Voyages avec ma tante à la Pépinière Théâtre

Publié le par lesdiagonalesdutemps

Voyages avec ma tante à la Pépinière Théâtre

 

Je vais commencer par une allusion que les moins de quarante ans ne peuvent connaitre... Si vous êtes nostalgique des frères Jacques, ces athlètes de la chanson, comme je ne sais quel critique les avait surnommé, allez au théâtre La Pépinière voir quatre athlètes... du théâtre qui sans collant mais avec chapeau melon vous feront rire et au final vous donneront une émouvante leçon de vie dans l'improbable adaptation théâtrale et pourtant autant fidèle que réussie du roman ébouriffant de Graham Greene « Voyages avec ma tante » (le roman a été publié en 1969, en plein Swinging London). Si j'ai commencé par l'évocation des frères Jacques c'est que les quatre comédiens sur scène, Claude Aufaure qui mène le bal, parfait en tante Augusta, Jean-Paul Bordes, Dominique Daguier, Pierre-Alain Leleu ont le même génie de l'interprétation que le regretté quatuor chantant. En quelques mimiques ils transforment un colonel turc en une vieille anglaise transie. A eux quatre ils interprètent avec maestria, un retraité anglais, la femme d'un général nazi, une vielle dame indigne, un maquereau africain, un faux aristocrate italien mais vrai escroc collabo, une locomotive, un muezzin, des inspecteurs de la police britannique, une jeune vierge sud américaine, le chef de la police du Paraguay, un agent de la C.I.A, quelques automobiles, une pendule et, morceau de bravoure, un perroquet avec lissage de plumes et déplacement sur le perchoir compris... et encore j'ai oublié quelques personnages...

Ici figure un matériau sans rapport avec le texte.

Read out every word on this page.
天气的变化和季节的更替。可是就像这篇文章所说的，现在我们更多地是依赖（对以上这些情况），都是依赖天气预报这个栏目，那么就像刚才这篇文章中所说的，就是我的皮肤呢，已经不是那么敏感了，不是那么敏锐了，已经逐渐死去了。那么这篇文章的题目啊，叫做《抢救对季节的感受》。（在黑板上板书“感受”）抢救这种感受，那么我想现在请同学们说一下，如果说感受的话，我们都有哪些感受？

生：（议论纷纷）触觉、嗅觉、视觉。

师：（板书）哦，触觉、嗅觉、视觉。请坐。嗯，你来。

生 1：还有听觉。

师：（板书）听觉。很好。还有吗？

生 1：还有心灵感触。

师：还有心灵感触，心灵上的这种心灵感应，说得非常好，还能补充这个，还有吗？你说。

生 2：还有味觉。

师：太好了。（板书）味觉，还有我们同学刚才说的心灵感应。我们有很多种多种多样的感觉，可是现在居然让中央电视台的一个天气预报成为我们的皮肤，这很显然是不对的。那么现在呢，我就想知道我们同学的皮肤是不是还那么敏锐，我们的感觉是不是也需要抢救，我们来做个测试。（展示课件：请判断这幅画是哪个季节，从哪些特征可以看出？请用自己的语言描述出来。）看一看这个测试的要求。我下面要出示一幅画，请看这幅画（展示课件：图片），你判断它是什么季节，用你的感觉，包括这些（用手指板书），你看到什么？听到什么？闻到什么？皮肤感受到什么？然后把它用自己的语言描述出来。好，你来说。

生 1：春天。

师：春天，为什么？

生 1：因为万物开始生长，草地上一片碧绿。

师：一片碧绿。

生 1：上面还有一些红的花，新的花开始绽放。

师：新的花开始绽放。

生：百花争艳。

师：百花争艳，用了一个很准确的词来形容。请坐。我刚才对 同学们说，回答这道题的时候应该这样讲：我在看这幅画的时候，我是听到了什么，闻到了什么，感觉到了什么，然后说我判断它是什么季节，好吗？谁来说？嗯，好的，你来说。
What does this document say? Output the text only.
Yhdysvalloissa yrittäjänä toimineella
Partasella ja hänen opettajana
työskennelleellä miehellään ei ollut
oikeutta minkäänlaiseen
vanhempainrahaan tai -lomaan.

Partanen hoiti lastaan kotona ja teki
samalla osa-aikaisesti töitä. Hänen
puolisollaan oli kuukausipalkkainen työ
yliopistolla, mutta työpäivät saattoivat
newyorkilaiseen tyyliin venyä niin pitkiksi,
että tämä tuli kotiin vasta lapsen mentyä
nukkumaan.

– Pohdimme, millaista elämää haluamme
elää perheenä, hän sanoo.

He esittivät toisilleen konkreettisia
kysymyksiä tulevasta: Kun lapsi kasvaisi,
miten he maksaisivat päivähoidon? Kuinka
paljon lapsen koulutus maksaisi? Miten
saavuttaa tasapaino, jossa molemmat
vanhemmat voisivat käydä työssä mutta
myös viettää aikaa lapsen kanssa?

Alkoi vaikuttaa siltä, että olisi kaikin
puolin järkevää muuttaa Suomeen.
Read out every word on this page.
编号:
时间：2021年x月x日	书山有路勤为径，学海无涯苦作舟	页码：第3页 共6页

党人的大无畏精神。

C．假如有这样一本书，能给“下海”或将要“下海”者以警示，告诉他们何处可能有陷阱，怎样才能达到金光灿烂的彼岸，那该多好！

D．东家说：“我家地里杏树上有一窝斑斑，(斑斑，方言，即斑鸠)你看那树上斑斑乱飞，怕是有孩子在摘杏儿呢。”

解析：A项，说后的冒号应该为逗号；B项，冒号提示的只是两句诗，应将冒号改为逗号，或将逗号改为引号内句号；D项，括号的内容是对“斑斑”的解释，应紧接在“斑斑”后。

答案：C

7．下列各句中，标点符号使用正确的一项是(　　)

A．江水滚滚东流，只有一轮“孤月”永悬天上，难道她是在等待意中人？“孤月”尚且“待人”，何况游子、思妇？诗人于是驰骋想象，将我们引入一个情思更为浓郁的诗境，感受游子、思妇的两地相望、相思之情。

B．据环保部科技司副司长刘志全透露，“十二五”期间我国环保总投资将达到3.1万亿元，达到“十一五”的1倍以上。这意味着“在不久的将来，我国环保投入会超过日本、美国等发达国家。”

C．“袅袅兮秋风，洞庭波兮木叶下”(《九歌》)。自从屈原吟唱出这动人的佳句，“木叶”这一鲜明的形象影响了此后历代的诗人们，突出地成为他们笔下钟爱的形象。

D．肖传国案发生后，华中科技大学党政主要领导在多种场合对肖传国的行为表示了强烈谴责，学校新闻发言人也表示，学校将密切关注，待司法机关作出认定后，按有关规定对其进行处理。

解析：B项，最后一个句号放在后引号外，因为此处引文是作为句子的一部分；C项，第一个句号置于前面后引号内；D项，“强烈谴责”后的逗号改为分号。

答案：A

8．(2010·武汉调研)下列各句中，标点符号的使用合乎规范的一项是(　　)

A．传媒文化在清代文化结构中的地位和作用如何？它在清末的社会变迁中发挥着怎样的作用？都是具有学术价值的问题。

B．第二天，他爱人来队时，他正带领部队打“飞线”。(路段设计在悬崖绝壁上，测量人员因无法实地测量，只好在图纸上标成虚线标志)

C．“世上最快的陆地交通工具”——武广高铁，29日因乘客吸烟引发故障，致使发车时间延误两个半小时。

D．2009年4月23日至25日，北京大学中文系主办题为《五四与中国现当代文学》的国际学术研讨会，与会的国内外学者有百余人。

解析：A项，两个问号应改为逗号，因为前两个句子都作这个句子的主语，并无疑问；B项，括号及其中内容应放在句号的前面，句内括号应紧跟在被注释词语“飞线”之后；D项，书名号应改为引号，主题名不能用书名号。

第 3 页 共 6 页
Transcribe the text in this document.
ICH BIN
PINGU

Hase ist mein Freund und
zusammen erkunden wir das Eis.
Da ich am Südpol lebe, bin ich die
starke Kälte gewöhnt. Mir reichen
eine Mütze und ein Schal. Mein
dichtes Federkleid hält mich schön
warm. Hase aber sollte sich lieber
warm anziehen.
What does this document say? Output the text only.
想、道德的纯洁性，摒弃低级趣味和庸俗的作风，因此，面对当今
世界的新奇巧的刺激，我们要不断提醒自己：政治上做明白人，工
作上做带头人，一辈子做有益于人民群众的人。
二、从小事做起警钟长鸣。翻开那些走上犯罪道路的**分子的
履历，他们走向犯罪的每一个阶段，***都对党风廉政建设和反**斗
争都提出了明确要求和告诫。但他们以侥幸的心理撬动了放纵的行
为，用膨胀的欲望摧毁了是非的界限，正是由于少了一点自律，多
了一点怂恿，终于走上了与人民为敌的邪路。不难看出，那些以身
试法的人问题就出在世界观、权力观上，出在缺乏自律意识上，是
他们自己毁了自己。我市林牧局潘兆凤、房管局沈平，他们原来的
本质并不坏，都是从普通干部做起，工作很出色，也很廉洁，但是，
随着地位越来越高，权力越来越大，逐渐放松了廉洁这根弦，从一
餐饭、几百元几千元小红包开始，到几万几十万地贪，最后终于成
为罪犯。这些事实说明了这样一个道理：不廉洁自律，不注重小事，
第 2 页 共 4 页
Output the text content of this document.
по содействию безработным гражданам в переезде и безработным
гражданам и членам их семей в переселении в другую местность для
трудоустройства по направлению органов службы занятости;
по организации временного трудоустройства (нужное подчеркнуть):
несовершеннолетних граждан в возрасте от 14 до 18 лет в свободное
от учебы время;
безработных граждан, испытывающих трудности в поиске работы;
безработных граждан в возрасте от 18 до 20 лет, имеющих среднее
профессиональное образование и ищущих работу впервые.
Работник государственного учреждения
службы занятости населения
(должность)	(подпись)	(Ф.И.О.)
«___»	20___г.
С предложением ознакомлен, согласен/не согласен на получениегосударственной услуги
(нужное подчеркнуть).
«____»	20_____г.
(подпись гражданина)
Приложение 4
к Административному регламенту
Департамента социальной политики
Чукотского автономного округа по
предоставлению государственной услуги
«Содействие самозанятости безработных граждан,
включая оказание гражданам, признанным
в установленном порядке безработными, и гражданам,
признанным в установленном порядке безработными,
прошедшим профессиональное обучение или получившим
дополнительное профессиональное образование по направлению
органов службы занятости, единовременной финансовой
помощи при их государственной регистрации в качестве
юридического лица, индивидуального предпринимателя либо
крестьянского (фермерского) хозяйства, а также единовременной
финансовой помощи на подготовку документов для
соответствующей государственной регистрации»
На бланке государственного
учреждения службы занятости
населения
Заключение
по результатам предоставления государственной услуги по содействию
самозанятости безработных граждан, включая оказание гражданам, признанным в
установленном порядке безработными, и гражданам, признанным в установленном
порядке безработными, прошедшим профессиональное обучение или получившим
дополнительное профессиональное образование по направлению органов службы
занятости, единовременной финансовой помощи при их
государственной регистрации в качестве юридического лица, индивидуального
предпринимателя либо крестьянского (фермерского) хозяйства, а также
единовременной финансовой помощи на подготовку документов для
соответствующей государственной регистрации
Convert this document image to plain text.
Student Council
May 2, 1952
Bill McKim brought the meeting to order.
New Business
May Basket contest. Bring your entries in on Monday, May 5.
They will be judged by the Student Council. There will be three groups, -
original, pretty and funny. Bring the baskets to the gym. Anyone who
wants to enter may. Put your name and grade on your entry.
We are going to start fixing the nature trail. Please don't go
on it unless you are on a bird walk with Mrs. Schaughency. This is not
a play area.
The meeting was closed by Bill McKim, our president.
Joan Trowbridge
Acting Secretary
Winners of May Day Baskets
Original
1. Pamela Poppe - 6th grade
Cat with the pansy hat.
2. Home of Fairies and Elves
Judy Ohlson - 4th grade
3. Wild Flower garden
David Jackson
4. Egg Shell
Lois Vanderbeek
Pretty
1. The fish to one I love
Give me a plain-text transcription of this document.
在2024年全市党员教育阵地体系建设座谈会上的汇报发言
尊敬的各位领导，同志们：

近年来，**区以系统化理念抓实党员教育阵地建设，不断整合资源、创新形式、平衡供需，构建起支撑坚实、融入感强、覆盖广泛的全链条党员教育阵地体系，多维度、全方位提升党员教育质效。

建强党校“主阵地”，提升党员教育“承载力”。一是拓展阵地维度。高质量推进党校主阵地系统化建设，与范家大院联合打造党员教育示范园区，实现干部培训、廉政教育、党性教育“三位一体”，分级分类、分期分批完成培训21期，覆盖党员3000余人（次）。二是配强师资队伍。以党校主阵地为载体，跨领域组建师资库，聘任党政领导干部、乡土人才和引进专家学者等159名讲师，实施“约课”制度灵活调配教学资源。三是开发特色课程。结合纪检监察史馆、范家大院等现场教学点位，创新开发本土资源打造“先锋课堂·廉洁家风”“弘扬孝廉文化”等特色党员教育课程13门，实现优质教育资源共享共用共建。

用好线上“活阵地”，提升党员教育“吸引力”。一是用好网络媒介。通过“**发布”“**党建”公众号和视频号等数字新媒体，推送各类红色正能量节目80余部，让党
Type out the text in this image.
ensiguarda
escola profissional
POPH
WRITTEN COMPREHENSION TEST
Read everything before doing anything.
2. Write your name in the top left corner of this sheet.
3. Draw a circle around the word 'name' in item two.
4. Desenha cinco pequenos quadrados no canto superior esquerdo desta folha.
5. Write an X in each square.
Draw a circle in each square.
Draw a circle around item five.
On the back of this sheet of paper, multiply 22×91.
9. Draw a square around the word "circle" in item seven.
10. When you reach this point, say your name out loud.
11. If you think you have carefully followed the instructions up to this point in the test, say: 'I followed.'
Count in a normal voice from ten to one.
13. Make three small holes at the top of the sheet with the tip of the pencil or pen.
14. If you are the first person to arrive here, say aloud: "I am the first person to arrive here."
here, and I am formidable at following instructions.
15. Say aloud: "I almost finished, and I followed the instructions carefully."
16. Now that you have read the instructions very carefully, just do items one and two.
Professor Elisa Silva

Je dois dire que je suis allé voir cette pièce très dubitatif quant à sa réussite car je ne voyais pas bien ce que pouvait donner la transcription théâtrale, qui plus est sur la scène étroite du Pépinière théâtre de cette histoire échevelée d'une vieille aventurière qui entraine son timoré de neveux, Henry employé de banque récemment retraité ,de par le monde dans une histoire abracadabrantesque où se mêle trafique de drogue, fuite d'un collabo en Amérique du sud, histoires de famille compliquées, extralucides divers, la C.I.A et bien d'autres choses, le tout sur un mode burlesque; et bien j'avais mésestimé outre le talent des comédiens, celui de Briançon, le metteur en scène, dont le nom, il est vrai est presque toujours gage de qualité, et la très habile adaptation scénique du roman de Graham Greene signée Giles Havergal et adapté en français par Briançon.

Briançon et ses acteurs parviennent à nous faire croire qe nous sommes successivement à Londres, Brighton, Paris, Istanboul, de nouveau à Londres, en Afrique du sud, en Argentine et enfin au Paraguay. Cela par un décor minimaliste. Il lui suffit de mette en fond de scène le flanc d’un wagon de l'Orient Express en carton-pâte, sur les fenêtres duquel s’affichent, au fil des pérégrinations de l'infortuné neveu, des photos de paysages, de villes, et nous y sommes!

Voyages avec ma tante n'est pas qu'un délicieux divertissement c'est aussi une leçon de vie qui nous incite à regarder au dehors plutôt que de se refermer sur soi et de s'engluer dans notre routine.